Investigators, some wearing white booties to protect their shoes, stepped gingerly around a pool of blood near the front of the home Thursday morning. Other officers erected black tarps and blue tarps to shield the home from reporters and neighbours while they gathered clues. The bodies remained at the home into late-morning.
"I've been here 19 years and I don't know if we've had more than three homicides in a year. I don't think we've had a single incident of this magnitude," said Broken Arrow Police Cpl. Leon Calhoun, the department spokesman.
Daylight revealed a black tarp near the home's front stoop, weighed down by a brick and flower pot. As officers worked behind their temporary tarp wall, a gust of wind blew down a segment, momentarily uncovering a bloody white sheet a few feet from the front door.
Calhoun said police were struggling to notify next of kin because so many relatives were involved somehow.
Broken Arrow Police Sgt. Thomas Cooper said nine people were linked to the family home — the five dead, which included adults and juveniles; the 16- and 18-year-old relatives in custody; a 13-year-old girl in serious but stable condition with stab wounds; and a 2-year-old girl who was unharmed. The toddler was transferred to state custody, Cooper said.
Officers arrived before midnight Wednesday at the house near the Indian Springs Country Club after emergency operators received an "open 911 call" — a call in which no one speaks but the line remains connected. Police traced the number to the home and found a scene so disturbing that officers warned that it could take all of Thursday to process evidence.
"It certainly is shocking. I'm shocked," said Patricia Statham, a neighbor. "I feel so bad for everyone who walks into that house. You can see it in the faces of the officers when they come out."
Broken Arrow is on the Arkansas River, just southeast of Tulsa, and the home is in a well-established, upper-middle-class neighborhood surrounded on three sides by the country club. Property records showed the home sold for $245,000 in 2007, and Tulsa County tax records show it is among the largest and most expensive homes on the block.
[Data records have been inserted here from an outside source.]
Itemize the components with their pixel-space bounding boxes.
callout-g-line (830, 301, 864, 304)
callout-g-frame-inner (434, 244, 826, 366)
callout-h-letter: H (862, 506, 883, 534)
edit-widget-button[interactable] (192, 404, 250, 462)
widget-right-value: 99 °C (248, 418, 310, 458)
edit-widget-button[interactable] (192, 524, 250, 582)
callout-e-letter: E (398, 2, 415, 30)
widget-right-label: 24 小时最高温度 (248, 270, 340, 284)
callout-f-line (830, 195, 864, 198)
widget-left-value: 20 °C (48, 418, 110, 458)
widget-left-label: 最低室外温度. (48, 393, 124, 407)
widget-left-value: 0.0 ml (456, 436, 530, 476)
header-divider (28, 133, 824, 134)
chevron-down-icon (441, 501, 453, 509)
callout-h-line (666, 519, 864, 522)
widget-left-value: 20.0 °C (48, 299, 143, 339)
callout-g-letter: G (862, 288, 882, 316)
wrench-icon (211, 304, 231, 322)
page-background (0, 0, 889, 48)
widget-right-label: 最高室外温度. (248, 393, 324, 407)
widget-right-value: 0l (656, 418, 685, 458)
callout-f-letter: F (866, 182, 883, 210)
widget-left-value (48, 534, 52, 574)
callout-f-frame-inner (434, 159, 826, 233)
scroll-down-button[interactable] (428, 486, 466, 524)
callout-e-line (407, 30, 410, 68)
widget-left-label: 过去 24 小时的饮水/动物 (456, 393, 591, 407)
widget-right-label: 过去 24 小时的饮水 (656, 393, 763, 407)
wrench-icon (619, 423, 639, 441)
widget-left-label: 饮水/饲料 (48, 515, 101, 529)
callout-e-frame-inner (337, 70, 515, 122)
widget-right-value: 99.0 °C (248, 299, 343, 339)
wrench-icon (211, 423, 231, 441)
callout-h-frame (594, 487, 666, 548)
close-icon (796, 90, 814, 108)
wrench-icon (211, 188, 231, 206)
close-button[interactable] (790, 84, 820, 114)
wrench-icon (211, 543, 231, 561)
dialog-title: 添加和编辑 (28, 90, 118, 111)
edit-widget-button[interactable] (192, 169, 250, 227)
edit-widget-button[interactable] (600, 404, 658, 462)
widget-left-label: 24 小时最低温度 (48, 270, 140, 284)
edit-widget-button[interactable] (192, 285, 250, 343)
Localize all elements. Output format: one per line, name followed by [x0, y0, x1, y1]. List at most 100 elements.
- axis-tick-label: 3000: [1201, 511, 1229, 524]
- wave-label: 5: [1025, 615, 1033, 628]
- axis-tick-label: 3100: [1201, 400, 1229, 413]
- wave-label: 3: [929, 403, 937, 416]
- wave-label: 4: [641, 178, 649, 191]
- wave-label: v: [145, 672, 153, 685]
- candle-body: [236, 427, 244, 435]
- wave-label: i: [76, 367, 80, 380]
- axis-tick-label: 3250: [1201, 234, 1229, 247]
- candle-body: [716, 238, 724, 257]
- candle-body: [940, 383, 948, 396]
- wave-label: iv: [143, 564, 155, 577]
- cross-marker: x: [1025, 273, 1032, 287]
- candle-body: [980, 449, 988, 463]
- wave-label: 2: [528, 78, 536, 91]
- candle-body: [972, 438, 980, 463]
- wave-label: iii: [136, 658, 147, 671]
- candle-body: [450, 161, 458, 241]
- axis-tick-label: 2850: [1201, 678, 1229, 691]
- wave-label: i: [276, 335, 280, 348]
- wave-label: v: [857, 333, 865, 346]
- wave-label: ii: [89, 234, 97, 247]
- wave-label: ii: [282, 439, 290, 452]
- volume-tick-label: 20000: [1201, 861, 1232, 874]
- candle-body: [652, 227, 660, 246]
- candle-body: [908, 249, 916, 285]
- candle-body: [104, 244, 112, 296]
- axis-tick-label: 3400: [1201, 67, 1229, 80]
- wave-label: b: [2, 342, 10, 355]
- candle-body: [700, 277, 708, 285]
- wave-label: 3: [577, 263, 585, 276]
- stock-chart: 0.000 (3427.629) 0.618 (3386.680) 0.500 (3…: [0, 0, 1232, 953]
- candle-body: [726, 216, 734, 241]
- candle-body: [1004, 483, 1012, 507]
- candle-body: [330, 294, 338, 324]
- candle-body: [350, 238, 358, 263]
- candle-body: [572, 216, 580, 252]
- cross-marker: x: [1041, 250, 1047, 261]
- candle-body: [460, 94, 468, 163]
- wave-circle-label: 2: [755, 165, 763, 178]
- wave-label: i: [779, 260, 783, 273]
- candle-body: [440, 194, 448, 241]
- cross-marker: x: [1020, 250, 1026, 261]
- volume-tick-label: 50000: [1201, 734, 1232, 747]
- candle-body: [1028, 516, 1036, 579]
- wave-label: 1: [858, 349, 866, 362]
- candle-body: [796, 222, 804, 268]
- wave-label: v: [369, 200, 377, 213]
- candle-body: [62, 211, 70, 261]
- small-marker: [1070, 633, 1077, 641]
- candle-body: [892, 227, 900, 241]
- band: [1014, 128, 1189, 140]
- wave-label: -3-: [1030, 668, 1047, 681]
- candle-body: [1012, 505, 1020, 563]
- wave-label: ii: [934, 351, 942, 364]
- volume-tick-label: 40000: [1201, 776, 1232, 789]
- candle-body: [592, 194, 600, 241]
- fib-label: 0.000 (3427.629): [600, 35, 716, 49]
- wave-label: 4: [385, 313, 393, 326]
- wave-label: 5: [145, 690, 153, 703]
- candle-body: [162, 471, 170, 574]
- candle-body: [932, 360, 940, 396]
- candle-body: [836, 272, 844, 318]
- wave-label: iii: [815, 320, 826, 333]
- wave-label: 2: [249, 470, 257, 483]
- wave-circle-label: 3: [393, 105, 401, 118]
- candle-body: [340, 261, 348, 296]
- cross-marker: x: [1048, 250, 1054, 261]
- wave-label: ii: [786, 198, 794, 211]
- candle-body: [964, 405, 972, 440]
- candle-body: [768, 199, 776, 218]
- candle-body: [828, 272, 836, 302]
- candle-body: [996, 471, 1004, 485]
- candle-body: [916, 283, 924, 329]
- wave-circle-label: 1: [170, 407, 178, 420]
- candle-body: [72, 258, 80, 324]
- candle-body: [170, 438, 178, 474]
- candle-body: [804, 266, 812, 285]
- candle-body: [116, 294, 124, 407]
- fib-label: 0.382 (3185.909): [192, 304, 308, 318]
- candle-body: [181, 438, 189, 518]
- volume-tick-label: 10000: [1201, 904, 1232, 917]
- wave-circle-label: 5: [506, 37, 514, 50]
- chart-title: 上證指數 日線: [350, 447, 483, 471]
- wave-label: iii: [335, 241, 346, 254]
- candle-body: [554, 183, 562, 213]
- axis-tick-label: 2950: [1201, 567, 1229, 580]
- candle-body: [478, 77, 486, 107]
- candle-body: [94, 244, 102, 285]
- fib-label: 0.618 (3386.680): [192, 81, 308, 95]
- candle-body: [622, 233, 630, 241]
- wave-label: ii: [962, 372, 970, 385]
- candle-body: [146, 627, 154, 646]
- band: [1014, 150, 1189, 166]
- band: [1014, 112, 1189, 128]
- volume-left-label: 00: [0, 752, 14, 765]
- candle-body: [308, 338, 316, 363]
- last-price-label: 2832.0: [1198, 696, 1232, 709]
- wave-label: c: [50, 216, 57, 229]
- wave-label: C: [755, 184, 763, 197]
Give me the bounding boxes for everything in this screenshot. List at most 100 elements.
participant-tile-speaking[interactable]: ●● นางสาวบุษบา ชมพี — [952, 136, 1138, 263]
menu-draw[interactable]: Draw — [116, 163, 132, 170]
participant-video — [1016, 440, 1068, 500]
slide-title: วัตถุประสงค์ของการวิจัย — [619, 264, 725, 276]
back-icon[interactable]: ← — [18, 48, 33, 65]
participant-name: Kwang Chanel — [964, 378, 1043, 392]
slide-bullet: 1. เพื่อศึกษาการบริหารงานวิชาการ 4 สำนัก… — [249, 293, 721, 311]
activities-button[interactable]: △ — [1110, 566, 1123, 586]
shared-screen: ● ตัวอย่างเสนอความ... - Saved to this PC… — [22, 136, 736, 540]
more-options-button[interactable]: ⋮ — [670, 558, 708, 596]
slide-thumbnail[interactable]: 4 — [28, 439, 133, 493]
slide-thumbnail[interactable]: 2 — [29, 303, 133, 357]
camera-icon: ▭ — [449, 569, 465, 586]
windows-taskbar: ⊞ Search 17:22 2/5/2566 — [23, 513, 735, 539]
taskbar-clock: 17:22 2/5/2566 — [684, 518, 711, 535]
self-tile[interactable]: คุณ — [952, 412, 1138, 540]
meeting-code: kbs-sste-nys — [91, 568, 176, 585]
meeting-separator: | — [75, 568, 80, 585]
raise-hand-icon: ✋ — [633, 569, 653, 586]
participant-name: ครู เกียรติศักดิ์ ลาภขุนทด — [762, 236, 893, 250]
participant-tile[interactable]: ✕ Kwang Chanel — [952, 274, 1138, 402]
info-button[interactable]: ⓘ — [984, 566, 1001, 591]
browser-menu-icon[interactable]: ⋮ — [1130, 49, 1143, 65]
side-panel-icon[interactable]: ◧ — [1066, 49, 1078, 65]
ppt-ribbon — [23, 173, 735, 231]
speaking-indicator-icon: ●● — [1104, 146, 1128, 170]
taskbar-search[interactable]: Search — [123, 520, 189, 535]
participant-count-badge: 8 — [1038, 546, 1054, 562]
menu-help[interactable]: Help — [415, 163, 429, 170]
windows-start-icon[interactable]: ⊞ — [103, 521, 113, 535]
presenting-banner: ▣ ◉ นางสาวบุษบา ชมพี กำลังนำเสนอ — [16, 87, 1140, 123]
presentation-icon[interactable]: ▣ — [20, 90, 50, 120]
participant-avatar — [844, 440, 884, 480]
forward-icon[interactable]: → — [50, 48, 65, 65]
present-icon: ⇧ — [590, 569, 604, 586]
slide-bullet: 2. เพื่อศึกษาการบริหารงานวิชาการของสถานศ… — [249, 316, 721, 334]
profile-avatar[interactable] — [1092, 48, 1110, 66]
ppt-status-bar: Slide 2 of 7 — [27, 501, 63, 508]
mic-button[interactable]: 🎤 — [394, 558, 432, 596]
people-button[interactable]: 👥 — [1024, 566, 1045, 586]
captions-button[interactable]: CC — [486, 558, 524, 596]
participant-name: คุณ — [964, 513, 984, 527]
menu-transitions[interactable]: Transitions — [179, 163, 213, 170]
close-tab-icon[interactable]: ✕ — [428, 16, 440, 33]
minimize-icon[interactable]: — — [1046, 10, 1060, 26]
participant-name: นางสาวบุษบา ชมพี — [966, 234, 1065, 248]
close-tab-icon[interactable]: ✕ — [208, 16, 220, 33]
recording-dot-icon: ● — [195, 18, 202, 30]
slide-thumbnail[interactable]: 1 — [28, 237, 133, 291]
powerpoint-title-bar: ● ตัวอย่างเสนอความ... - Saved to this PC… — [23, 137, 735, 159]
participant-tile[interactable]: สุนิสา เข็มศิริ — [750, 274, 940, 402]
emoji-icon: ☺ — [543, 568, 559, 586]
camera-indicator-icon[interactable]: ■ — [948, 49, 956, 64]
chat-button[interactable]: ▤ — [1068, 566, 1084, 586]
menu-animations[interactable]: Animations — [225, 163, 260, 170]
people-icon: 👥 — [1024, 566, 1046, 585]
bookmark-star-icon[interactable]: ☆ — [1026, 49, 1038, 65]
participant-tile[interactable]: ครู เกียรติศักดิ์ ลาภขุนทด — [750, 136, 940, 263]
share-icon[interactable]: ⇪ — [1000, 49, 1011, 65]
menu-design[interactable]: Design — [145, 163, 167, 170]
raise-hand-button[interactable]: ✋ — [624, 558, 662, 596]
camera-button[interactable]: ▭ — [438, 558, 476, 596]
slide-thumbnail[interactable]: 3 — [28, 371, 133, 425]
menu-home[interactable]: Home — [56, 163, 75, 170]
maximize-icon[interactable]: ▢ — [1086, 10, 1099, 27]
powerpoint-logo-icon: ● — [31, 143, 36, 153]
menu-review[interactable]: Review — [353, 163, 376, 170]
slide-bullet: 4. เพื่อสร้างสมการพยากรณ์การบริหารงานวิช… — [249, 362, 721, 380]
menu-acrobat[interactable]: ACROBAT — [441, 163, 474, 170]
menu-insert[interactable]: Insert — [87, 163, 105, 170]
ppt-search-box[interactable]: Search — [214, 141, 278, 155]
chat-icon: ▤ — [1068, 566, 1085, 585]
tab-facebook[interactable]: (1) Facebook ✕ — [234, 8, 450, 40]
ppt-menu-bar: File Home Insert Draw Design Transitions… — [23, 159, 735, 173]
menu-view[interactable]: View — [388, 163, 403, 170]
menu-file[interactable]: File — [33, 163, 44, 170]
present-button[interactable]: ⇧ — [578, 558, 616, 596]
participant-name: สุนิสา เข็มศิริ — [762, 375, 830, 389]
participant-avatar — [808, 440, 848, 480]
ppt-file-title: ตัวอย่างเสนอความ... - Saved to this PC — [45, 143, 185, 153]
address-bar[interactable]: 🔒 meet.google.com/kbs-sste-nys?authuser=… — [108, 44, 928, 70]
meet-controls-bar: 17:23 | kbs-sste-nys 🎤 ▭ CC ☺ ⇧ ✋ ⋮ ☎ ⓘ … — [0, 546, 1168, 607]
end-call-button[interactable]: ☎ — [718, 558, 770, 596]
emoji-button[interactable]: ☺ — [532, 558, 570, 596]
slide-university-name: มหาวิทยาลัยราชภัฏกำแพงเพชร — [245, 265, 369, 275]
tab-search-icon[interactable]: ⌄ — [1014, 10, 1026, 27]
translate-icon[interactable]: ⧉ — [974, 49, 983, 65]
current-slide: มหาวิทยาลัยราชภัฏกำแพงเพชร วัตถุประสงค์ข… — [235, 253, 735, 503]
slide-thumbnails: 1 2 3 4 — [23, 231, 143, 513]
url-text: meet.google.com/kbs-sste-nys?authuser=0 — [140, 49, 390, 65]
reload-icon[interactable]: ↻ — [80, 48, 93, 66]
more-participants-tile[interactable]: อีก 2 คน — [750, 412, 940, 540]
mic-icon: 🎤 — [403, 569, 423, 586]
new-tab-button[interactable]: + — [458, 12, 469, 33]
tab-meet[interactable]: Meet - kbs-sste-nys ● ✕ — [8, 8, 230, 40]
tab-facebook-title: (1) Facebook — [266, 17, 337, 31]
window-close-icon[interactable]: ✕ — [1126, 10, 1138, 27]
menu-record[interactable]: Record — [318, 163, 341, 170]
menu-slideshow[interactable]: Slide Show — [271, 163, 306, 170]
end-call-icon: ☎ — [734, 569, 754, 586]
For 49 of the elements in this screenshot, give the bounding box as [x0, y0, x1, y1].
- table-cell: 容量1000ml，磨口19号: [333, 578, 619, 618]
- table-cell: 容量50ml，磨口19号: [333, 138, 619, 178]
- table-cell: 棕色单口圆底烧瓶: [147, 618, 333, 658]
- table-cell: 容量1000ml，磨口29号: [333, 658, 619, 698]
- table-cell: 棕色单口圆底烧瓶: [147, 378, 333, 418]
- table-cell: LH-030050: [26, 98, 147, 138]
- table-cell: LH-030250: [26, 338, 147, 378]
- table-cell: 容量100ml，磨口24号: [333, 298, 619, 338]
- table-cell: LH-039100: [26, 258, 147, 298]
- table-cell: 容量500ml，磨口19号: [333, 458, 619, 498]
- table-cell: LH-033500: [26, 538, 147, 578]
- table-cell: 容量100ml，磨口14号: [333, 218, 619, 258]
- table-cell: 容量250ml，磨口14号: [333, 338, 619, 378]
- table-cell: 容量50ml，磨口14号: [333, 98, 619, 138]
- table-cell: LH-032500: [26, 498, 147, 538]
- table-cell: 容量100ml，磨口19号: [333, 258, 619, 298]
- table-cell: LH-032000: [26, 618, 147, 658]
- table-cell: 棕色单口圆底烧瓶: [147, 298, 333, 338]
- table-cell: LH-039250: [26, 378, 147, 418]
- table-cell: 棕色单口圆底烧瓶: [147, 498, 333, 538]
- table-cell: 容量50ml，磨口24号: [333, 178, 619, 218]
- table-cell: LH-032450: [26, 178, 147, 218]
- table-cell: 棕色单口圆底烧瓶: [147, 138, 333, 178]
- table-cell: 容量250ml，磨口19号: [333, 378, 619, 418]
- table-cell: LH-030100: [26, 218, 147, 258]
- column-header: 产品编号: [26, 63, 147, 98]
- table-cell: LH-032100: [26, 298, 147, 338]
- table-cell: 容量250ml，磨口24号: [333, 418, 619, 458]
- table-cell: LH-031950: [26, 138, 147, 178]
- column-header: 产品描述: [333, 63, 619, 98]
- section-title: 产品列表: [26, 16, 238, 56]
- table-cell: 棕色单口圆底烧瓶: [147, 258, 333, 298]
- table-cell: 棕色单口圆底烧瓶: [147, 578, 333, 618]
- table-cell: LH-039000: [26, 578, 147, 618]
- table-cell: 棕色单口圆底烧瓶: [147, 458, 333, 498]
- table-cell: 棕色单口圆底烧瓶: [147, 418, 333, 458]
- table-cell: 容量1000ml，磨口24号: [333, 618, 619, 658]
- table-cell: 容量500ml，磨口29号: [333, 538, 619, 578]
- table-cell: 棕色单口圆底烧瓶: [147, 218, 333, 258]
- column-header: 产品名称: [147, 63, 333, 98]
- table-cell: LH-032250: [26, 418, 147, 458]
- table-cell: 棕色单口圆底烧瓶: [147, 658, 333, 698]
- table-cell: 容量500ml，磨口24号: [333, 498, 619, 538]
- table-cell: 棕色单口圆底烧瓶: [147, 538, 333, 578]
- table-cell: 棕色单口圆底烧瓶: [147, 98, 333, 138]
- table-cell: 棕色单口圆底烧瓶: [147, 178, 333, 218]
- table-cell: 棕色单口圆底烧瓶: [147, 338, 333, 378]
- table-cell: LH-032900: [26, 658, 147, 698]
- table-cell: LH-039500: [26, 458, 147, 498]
Helen Hoagland, who has lived in the subdivision for 42 years, said she would sometimes see the mother walking in the neighborhood with several children whom she described as home schooled and kept on a tight leash.
Hoagland said the children used to help decorate the neighborhood's entrance each Christmas, but that they stopped taking part a few years ago.
"We just have a great neighborhood. That's just crazy; it's absolutely crazy," Hoagland said as she watched police work the crime scene before dawn.
Crime — particularly homicide — isn't usually a problem in Broken Arrow, a popular Tulsa suburb with a population of about 103,000.
"Usually the worst thing we have here is kids with baseball bats destroying mailboxes," said Statham, a retiree who has lived in the neighborhood for 38 years.
"Whenever I'd see the children with the mom, they always seemed OK," she said. "I saw them outside playing. I'd see the boys out mowing the lawn."
Cooper said Broken Arrow police asked the Oklahoma State Bureau of Investigation for assistance.